The men behind the steering wheel say
Narain Karthekiyan (Hispania Racing Team): “This is going to be one of the most challenging circuits on the calendar and, as new tracks are always a bit of an unknown I can understand the choice of compounds Pirelli has made. The texture of the tarmac is exceptionally smooth compared to most circuits on the calendar, so I think that’s a plus. The lap time difference between the hard and soft tyres is going to be huge, maybe in excess of two seconds a lap. I’d expect the teams to use the hard as less as possible: maybe just a short final stint in the race as the benefits in lap time produced by the soft tyre should outweigh its shorter life as the track surface isn’t abrasive at all and track temperatures I think should be under 40 degrees during the weekend. The long pit lane will play a part in strategy as well with teams trying to get through the race with as few stops as possible. The layout itself is going to put tremendous energy through the tyres – especially the banked Turn 10, which is a long, multiple-apex right-hander, somewhat similar to Turn 8 in Turkey. The front-left will definitely experience a lot of load through there – and there are a couple of slow speed corners that will challenge the rears on exit. So overall it will be a great challenge for the tyres and it’ll be interesting to see how it pans out. I am so looking forward to it”.

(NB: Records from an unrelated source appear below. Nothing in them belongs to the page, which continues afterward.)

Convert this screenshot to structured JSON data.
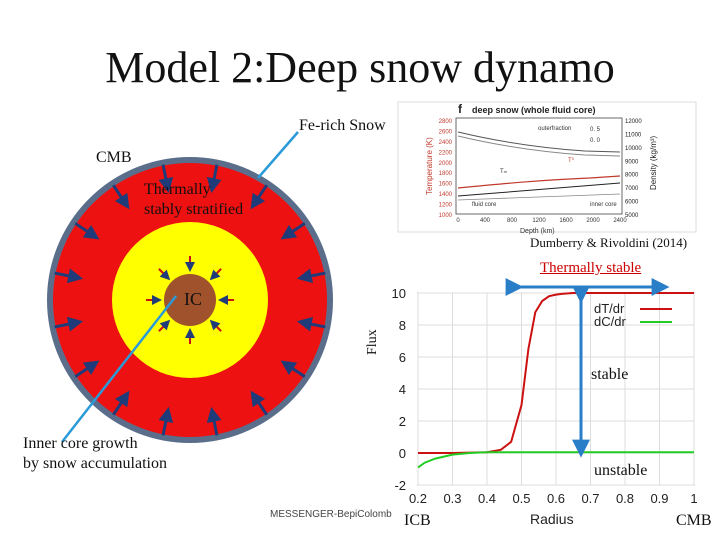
{
  "title": "Model 2:Deep snow dynamo",
  "labels": {
    "fe_rich_snow": "Fe-rich Snow",
    "cmb_top": "CMB",
    "thermally_stratified_line1": "Thermally",
    "thermally_stratified_line2": "stably stratified",
    "ic": "IC",
    "inner_core_line1": "Inner core growth",
    "inner_core_line2": "by snow accumulation",
    "citation": "Dumberry & Rivoldini (2014)",
    "thermally_stable": "Thermally stable",
    "stable": "stable",
    "unstable": "unstable",
    "icb": "ICB",
    "cmb_bottom": "CMB",
    "footer": "MESSENGER-BepiColomb"
  },
  "colors": {
    "outer_core": "#ee1111",
    "stable_layer_ring": "#ee1111",
    "fluid_core": "#ffff00",
    "inner_core": "#a0522d",
    "mantle_edge": "#5a6e8c",
    "arrow": "#1f3b7a",
    "pointer": "#2a9bd8",
    "series_dT": "#cc1111",
    "series_dC": "#22cc22",
    "stable_arrow": "#2a7ec8",
    "thermally_stable_text": "#cc0000"
  },
  "inset": {
    "panel_letter": "f",
    "heading": "deep snow (whole fluid core)",
    "y_left_label": "Temperature (K)",
    "y_right_label": "Density (kg/m³)",
    "x_label": "Depth (km)",
    "left_ticks": [
      "2800",
      "2600",
      "2400",
      "2200",
      "2000",
      "1800",
      "1600",
      "1400",
      "1200",
      "1000"
    ],
    "right_ticks": [
      "12000",
      "11000",
      "10000",
      "9000",
      "8000",
      "7000",
      "6000",
      "5000"
    ],
    "x_ticks": [
      "0",
      "400",
      "800",
      "1200",
      "1600",
      "2000",
      "2400"
    ],
    "annotations": [
      "outerfraction",
      "0. 5",
      "0. 0",
      "T⁰",
      "Tₘ",
      "fluid core",
      "inner core"
    ]
  },
  "chart_data": {
    "type": "line",
    "xlabel": "Radius",
    "ylabel": "Flux",
    "xlim": [
      0.2,
      1.0
    ],
    "ylim": [
      -2,
      10
    ],
    "x_ticks": [
      "0.2",
      "0.3",
      "0.4",
      "0.5",
      "0.6",
      "0.7",
      "0.8",
      "0.9",
      "1"
    ],
    "y_ticks": [
      "-2",
      "0",
      "2",
      "4",
      "6",
      "8",
      "10"
    ],
    "legend": "top-right",
    "grid": true,
    "series": [
      {
        "name": "dT/dr",
        "x": [
          0.2,
          0.3,
          0.4,
          0.44,
          0.47,
          0.5,
          0.52,
          0.54,
          0.56,
          0.58,
          0.6,
          0.62,
          0.65,
          0.7,
          0.8,
          0.9,
          1.0
        ],
        "y": [
          0.0,
          0.0,
          0.05,
          0.2,
          0.7,
          3.0,
          6.5,
          8.8,
          9.5,
          9.8,
          9.9,
          9.95,
          10.0,
          10.0,
          10.0,
          10.0,
          10.0
        ]
      },
      {
        "name": "dC/dr",
        "x": [
          0.2,
          0.22,
          0.25,
          0.3,
          0.35,
          0.4,
          0.5,
          0.6,
          0.7,
          0.8,
          0.9,
          1.0
        ],
        "y": [
          -0.9,
          -0.6,
          -0.35,
          -0.1,
          0.0,
          0.05,
          0.05,
          0.05,
          0.05,
          0.05,
          0.05,
          0.05
        ]
      }
    ]
  }
}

* The simulation data for the Buddh International Circuit, which has 16 corners, suggests a lap time in the region of 1m27s. Average speed will be approximately 210kph, and the cars will reach nearly 320kph on the main straight, which will be the longest on the current Formula One calendar at just over one kilometre.

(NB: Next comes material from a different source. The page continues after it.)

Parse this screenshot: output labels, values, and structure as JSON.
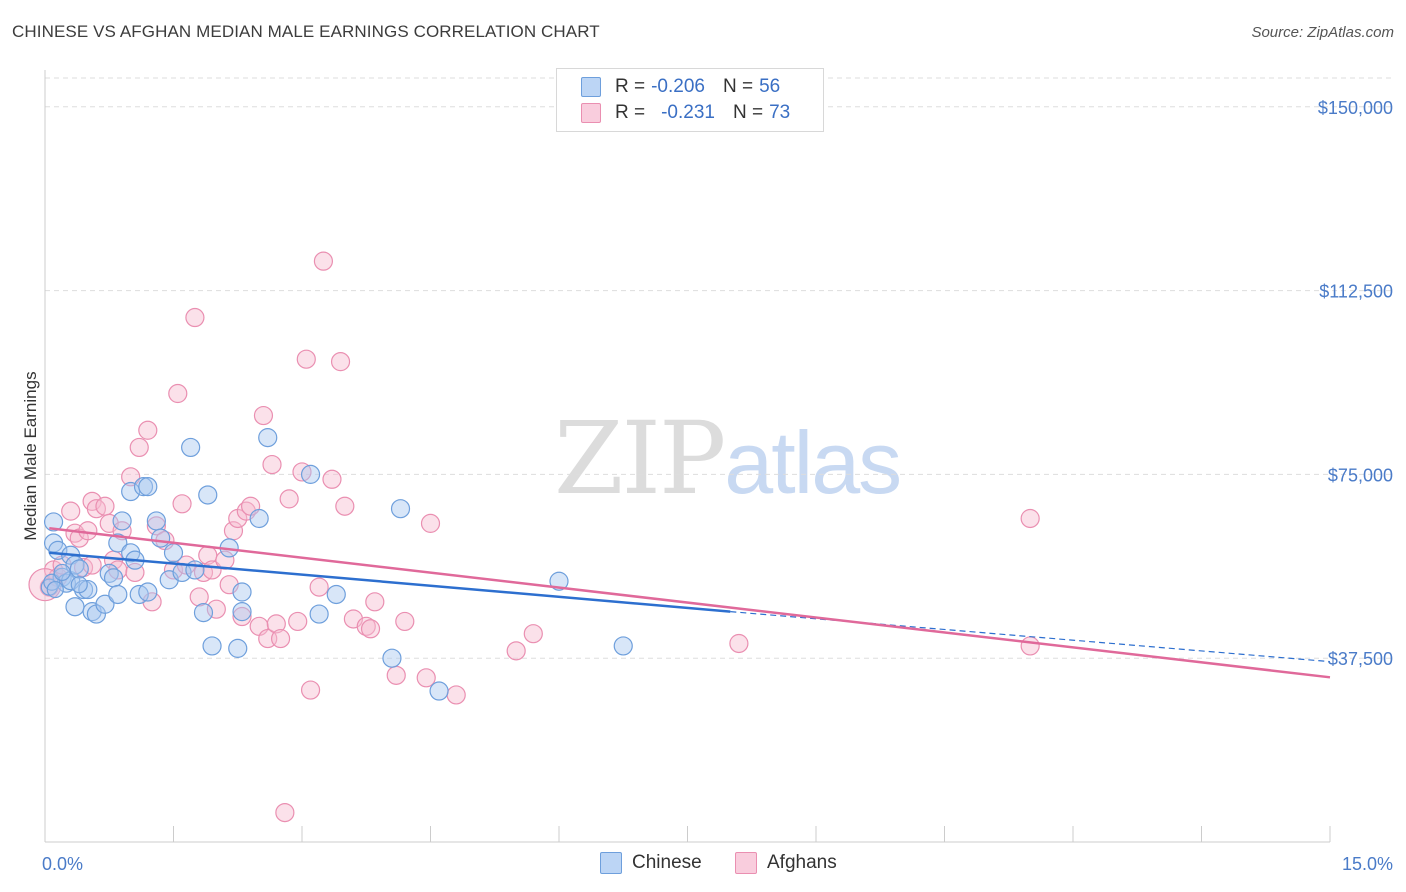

* The circuit contains a number of elevation changes, increasing the vertical energy that is put through the tyres. The entry to the corners tends to be wide in order to promote overtaking, with Turns 10 and 11 being one of the key places for passing, overlooked by a 13,000-capacity series of grandstands.
* The pit lane is one of the longest in Formula One, at over 600 metres, which will increase the time spent in the pits and therefore influence the race strategy. The race is scheduled for 60 laps, with a compromise medium downforce set-up needed. The weather should be warm and dry, in the region of 30 degrees centigrade.
The tyre choices so far
|PZero Red||PZero Yellow||PZero White||PZero Silver|
Pirelli in India
* Pirelli’s Indian headquarters is located in New Delhi, the host city of the Indian Grand Prix, half an hour from the Buddh circuit.
* Indian supermodel Lakshmi Menon, born in Bangalore, starred in the 2011 Pirelli calendar – which was shot in Paris and launched in Moscow.
* Sales of Ultra High Performance tyres – the sector in which Pirelli is renowned as world leader – are on the increase in India. According to the Society of Indian Automobile Manufacturers, annual car sales are forecast to increase up to five million vehicles by 2015 and more than nine million by 2020.